YEREVAN, APRIL 22, ARMENPRESS. The Cabinet approved the 2020 government budget performance report for submitting to parliament.

Finance Minister Atom Janjughazyan, speaking at the Cabinet meeting, noted that in 2019 the Armenian economy experienced growth. “The Armenian economy grew 7,6%, this created opportunities to change the goal of fulfilling obligations. The 2019 growth enabled to revise the resources envisaged for spending policy,” he said, adding that in 2020 the government received the fastest assistance from the IMF given the projection of decline.

According to Janjughazyan, albeit the government had projected economic drop in the crisis period, all assumed obligations were fulfilled. At the same time, he admitted that shortcomings were inevitable.
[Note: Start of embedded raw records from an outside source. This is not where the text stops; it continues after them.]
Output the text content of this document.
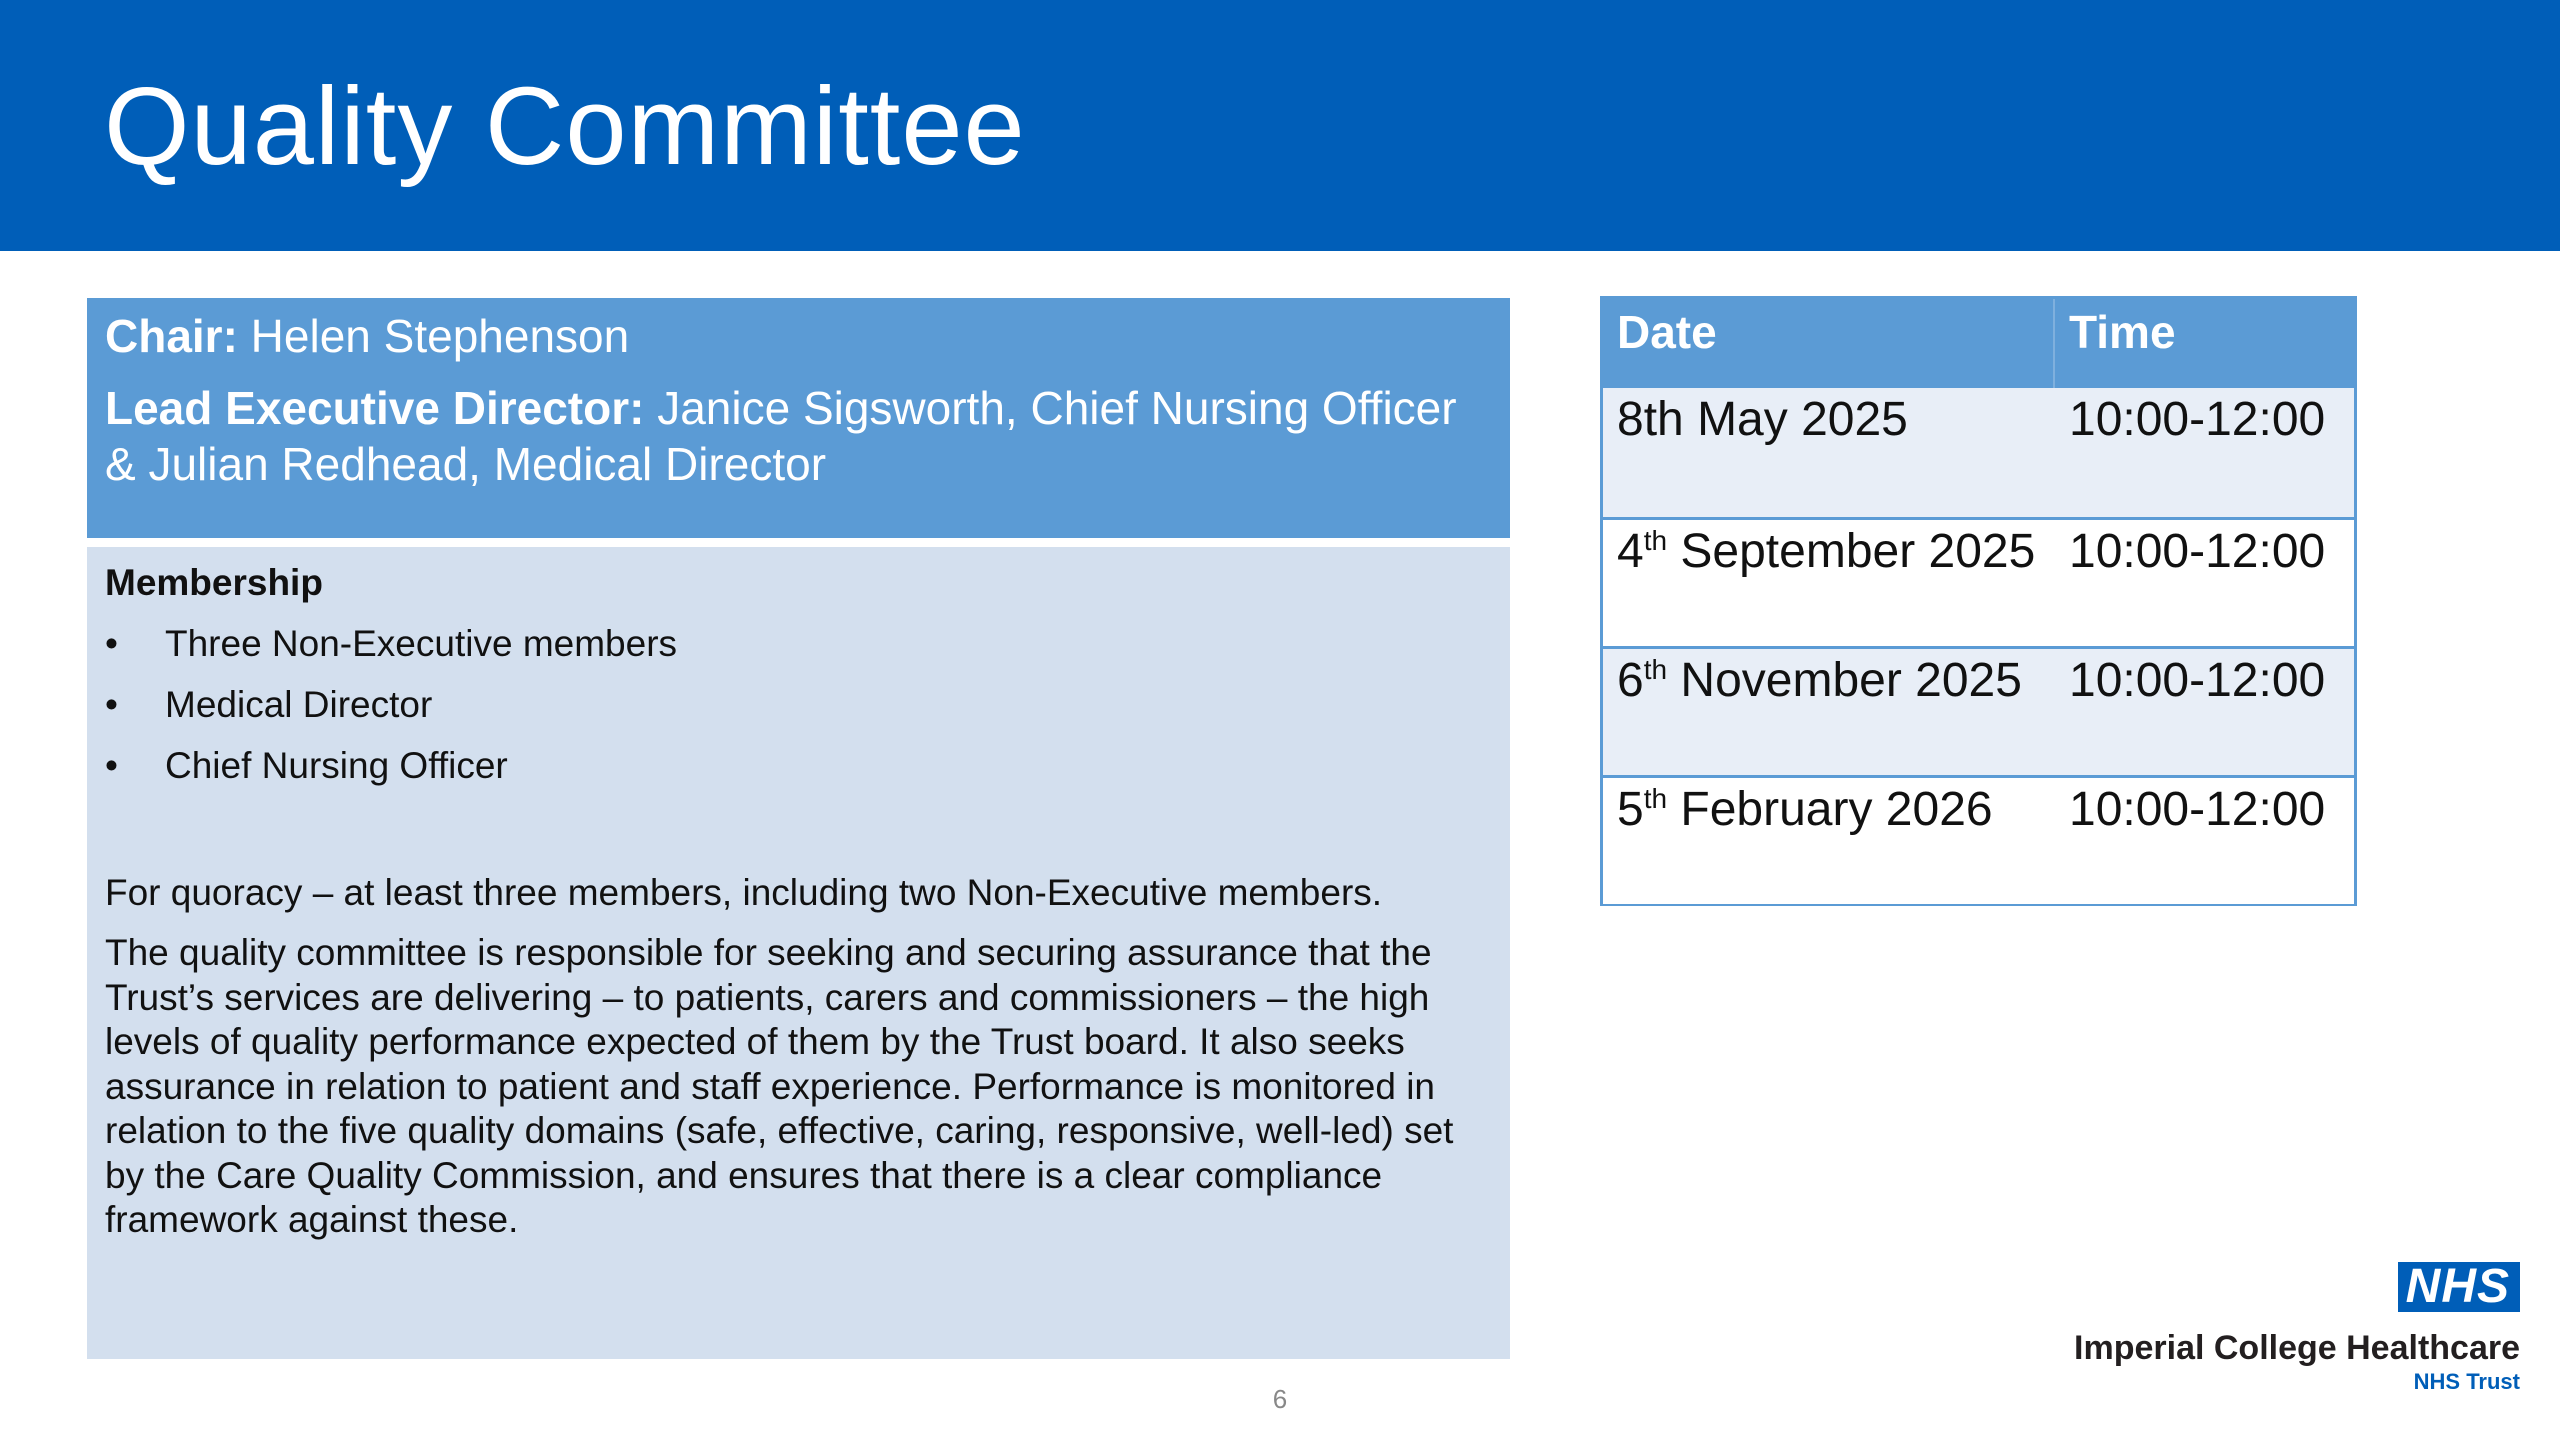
Quality Committee

Chair: Helen Stephenson

Lead Executive Director: Janice Sigsworth, Chief Nursing Officer & Julian Redhead, Medical Director

Membership

•	Three Non-Executive members
•	Medical Director
•	Chief Nursing Officer

For quoracy – at least three members, including two Non-Executive members.

The quality committee is responsible for seeking and securing assurance that the Trust’s services are delivering – to patients, carers and commissioners – the high levels of quality performance expected of them by the Trust board. It also seeks assurance in relation to patient and staff experience. Performance is monitored in relation to the five quality domains (safe, effective, caring, responsive, well-led) set by the Care Quality Commission, and ensures that there is a clear compliance framework against these.

Date	Time
8th May 2025	10:00-12:00
4th September 2025 10:00-12:00
6th November 2025 10:00-12:00
5th February 2026	10:00-12:00
6
NHS
Imperial College Healthcare
NHS Trust
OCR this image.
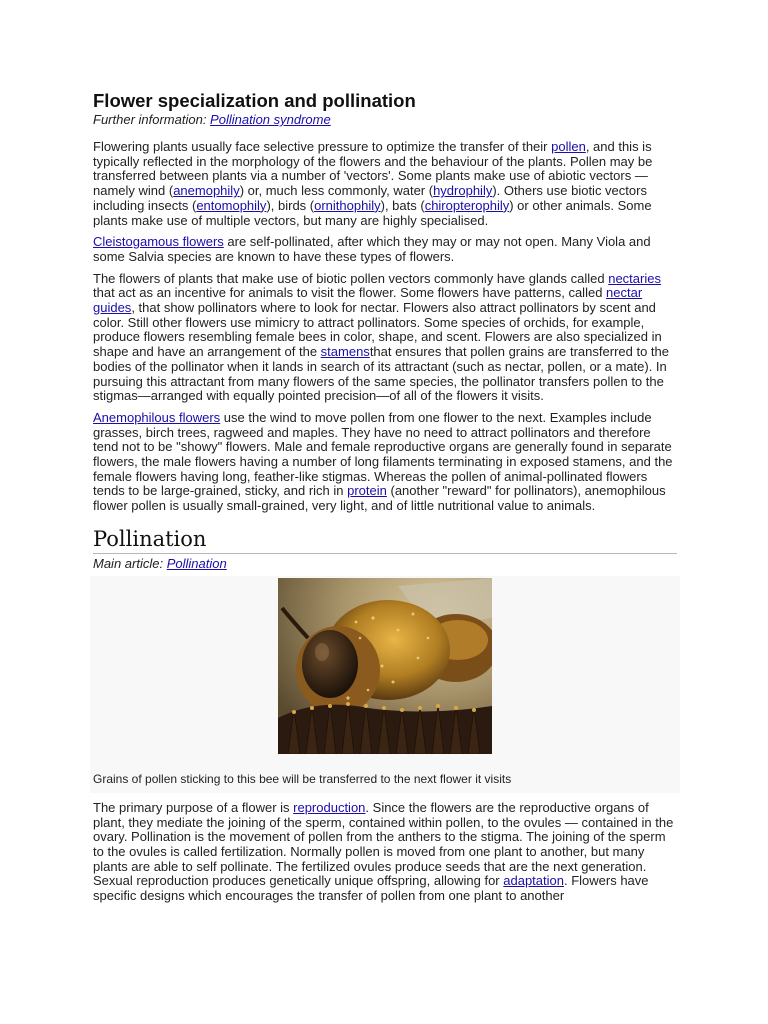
Flower specialization and pollination
Further information: Pollination syndrome

Flowering plants usually face selective pressure to optimize the transfer of their pollen, and this is typically reflected in the morphology of the flowers and the behaviour of the plants. Pollen may be transferred between plants via a number of 'vectors'. Some plants make use of abiotic vectors — namely wind (anemophily) or, much less commonly, water (hydrophily). Others use biotic vectors including insects (entomophily), birds (ornithophily), bats (chiropterophily) or other animals. Some plants make use of multiple vectors, but many are highly specialised.

Cleistogamous flowers are self-pollinated, after which they may or may not open. Many Viola and some Salvia species are known to have these types of flowers.

The flowers of plants that make use of biotic pollen vectors commonly have glands called nectaries that act as an incentive for animals to visit the flower. Some flowers have patterns, called nectar guides, that show pollinators where to look for nectar. Flowers also attract pollinators by scent and color. Still other flowers use mimicry to attract pollinators. Some species of orchids, for example, produce flowers resembling female bees in color, shape, and scent. Flowers are also specialized in shape and have an arrangement of the stamensthat ensures that pollen grains are transferred to the bodies of the pollinator when it lands in search of its attractant (such as nectar, pollen, or a mate). In pursuing this attractant from many flowers of the same species, the pollinator transfers pollen to the stigmas—arranged with equally pointed precision—of all of the flowers it visits.

Anemophilous flowers use the wind to move pollen from one flower to the next. Examples include grasses, birch trees, ragweed and maples. They have no need to attract pollinators and therefore tend not to be "showy" flowers. Male and female reproductive organs are generally found in separate flowers, the male flowers having a number of long filaments terminating in exposed stamens, and the female flowers having long, feather-like stigmas. Whereas the pollen of animal-pollinated flowers tends to be large-grained, sticky, and rich in protein (another "reward" for pollinators), anemophilous flower pollen is usually small-grained, very light, and of little nutritional value to animals.

Pollination
Main article: Pollination
Grains of pollen sticking to this bee will be transferred to the next flower it visits

The primary purpose of a flower is reproduction. Since the flowers are the reproductive organs of plant, they mediate the joining of the sperm, contained within pollen, to the ovules — contained in the ovary. Pollination is the movement of pollen from the anthers to the stigma. The joining of the sperm to the ovules is called fertilization. Normally pollen is moved from one plant to another, but many plants are able to self pollinate. The fertilized ovules produce seeds that are the next generation. Sexual reproduction produces genetically unique offspring, allowing for adaptation. Flowers have specific designs which encourages the transfer of pollen from one plant to another
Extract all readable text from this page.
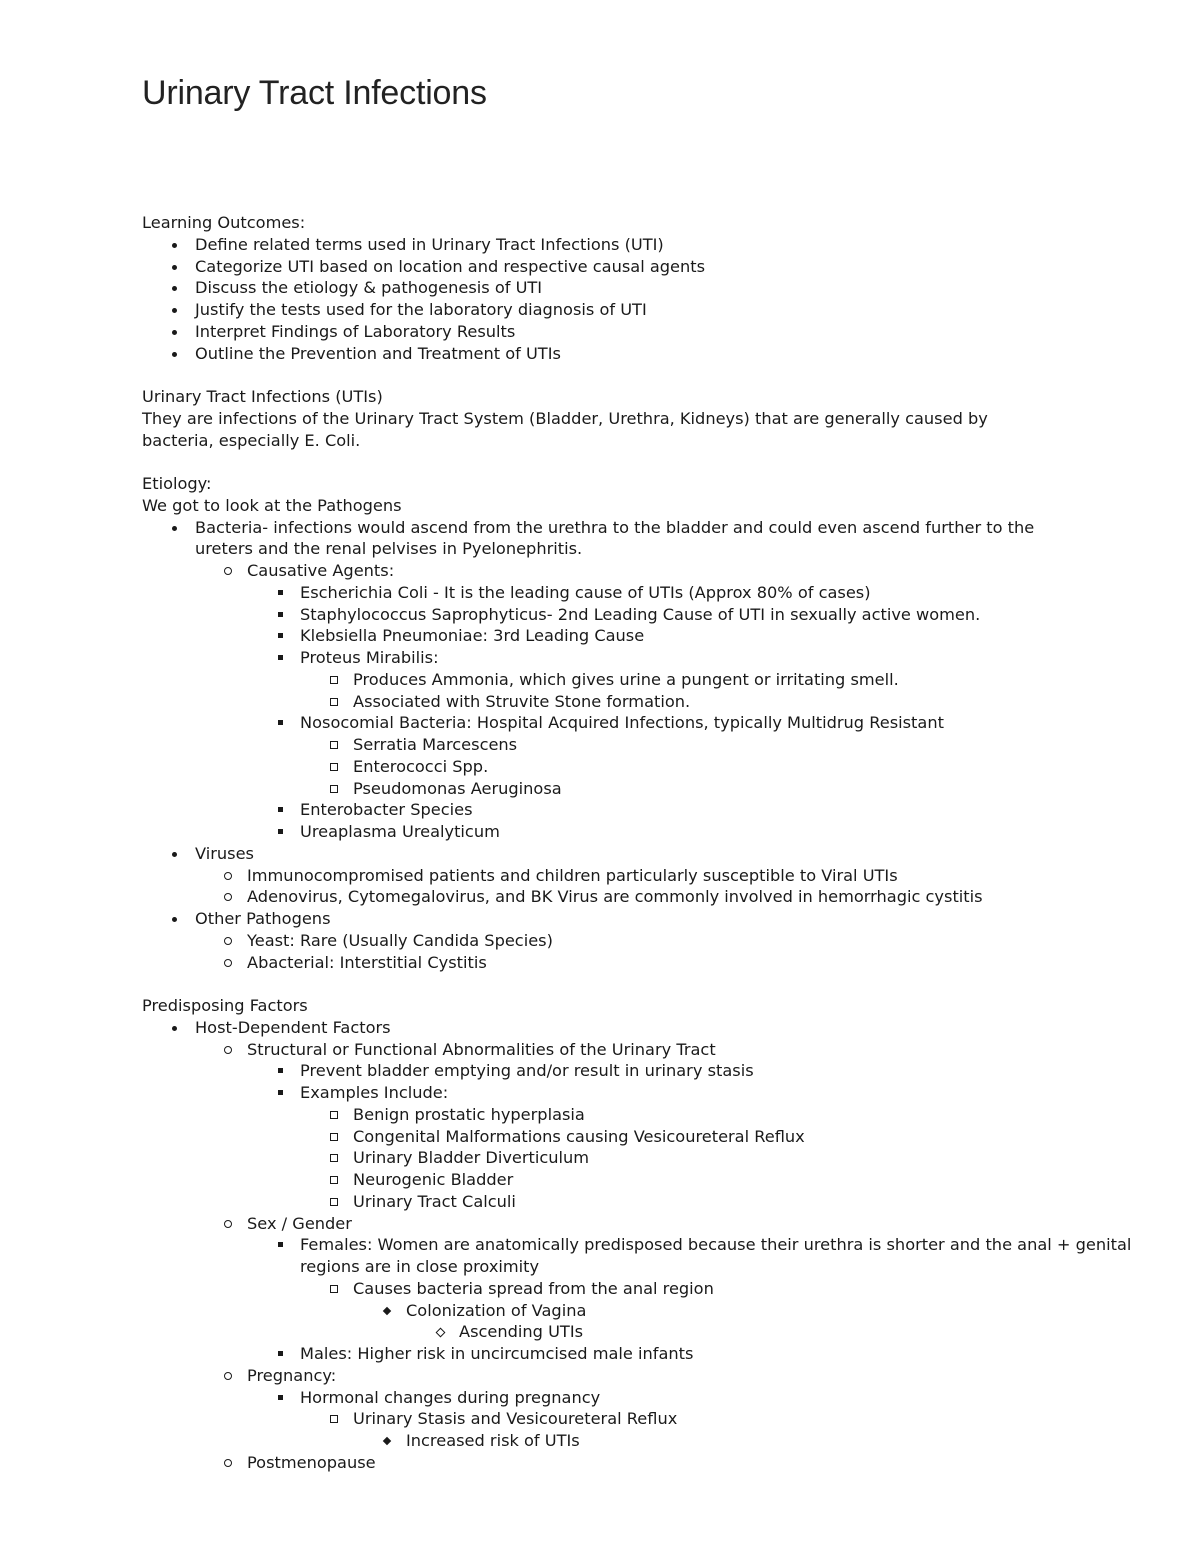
Urinary Tract Infections
Learning Outcomes:
Define related terms used in Urinary Tract Infections (UTI)
Categorize UTI based on location and respective causal agents
Discuss the etiology & pathogenesis of UTI
Justify the tests used for the laboratory diagnosis of UTI
Interpret Findings of Laboratory Results
Outline the Prevention and Treatment of UTIs
Urinary Tract Infections (UTIs)
They are infections of the Urinary Tract System (Bladder, Urethra, Kidneys) that are generally caused by bacteria, especially E. Coli.
Etiology:
We got to look at the Pathogens
Bacteria- infections would ascend from the urethra to the bladder and could even ascend further to the ureters and the renal pelvises in Pyelonephritis.
Causative Agents:
Escherichia Coli - It is the leading cause of UTIs (Approx 80% of cases)
Staphylococcus Saprophyticus- 2nd Leading Cause of UTI in sexually active women.
Klebsiella Pneumoniae: 3rd Leading Cause
Proteus Mirabilis:
Produces Ammonia, which gives urine a pungent or irritating smell.
Associated with Struvite Stone formation.
Nosocomial Bacteria: Hospital Acquired Infections, typically Multidrug Resistant
Serratia Marcescens
Enterococci Spp.
Pseudomonas Aeruginosa
Enterobacter Species
Ureaplasma Urealyticum
Viruses
Immunocompromised patients and children particularly susceptible to Viral UTIs
Adenovirus, Cytomegalovirus, and BK Virus are commonly involved in hemorrhagic cystitis
Other Pathogens
Yeast: Rare (Usually Candida Species)
Abacterial: Interstitial Cystitis
Predisposing Factors
Host-Dependent Factors
Structural or Functional Abnormalities of the Urinary Tract
Prevent bladder emptying and/or result in urinary stasis
Examples Include:
Benign prostatic hyperplasia
Congenital Malformations causing Vesicoureteral Reflux
Urinary Bladder Diverticulum
Neurogenic Bladder
Urinary Tract Calculi
Sex / Gender
Females: Women are anatomically predisposed because their urethra is shorter and the anal + genital regions are in close proximity
Causes bacteria spread from the anal region
Colonization of Vagina
Ascending UTIs
Males: Higher risk in uncircumcised male infants
Pregnancy:
Hormonal changes during pregnancy
Urinary Stasis and Vesicoureteral Reflux
Increased risk of UTIs
Postmenopause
Prime Minister Nikol Pashinyan noted that there were many speculations regarding the 2020 budget in relation to the money transferred by the Hayastan All Armenian fund. “Conditioned by the martial law, the government implemented allocations of nearly 120 billion drams, out of which 52 billion drams is the money allocated by the fund,” Pashinyan said, adding that the fund’s board of trustees has expressed confidence that the money was spent in a targeted way. PM Pashinyan expressed gratitude to all donors and emphasized that donations during the 2020 war alone amount to nearly 70% of all the money which the fund collected since its creation.

He added that the government and the fund will implement a 110 billion dram project in Artsakh in the next three years. Pashinyan said the project is bigger than the fund has ever done in 29 years in Artsakh.

The PM emphasized that they will scrutinize the 120 billion dram military spending in a closed-door format so that the subject is once and for all closed.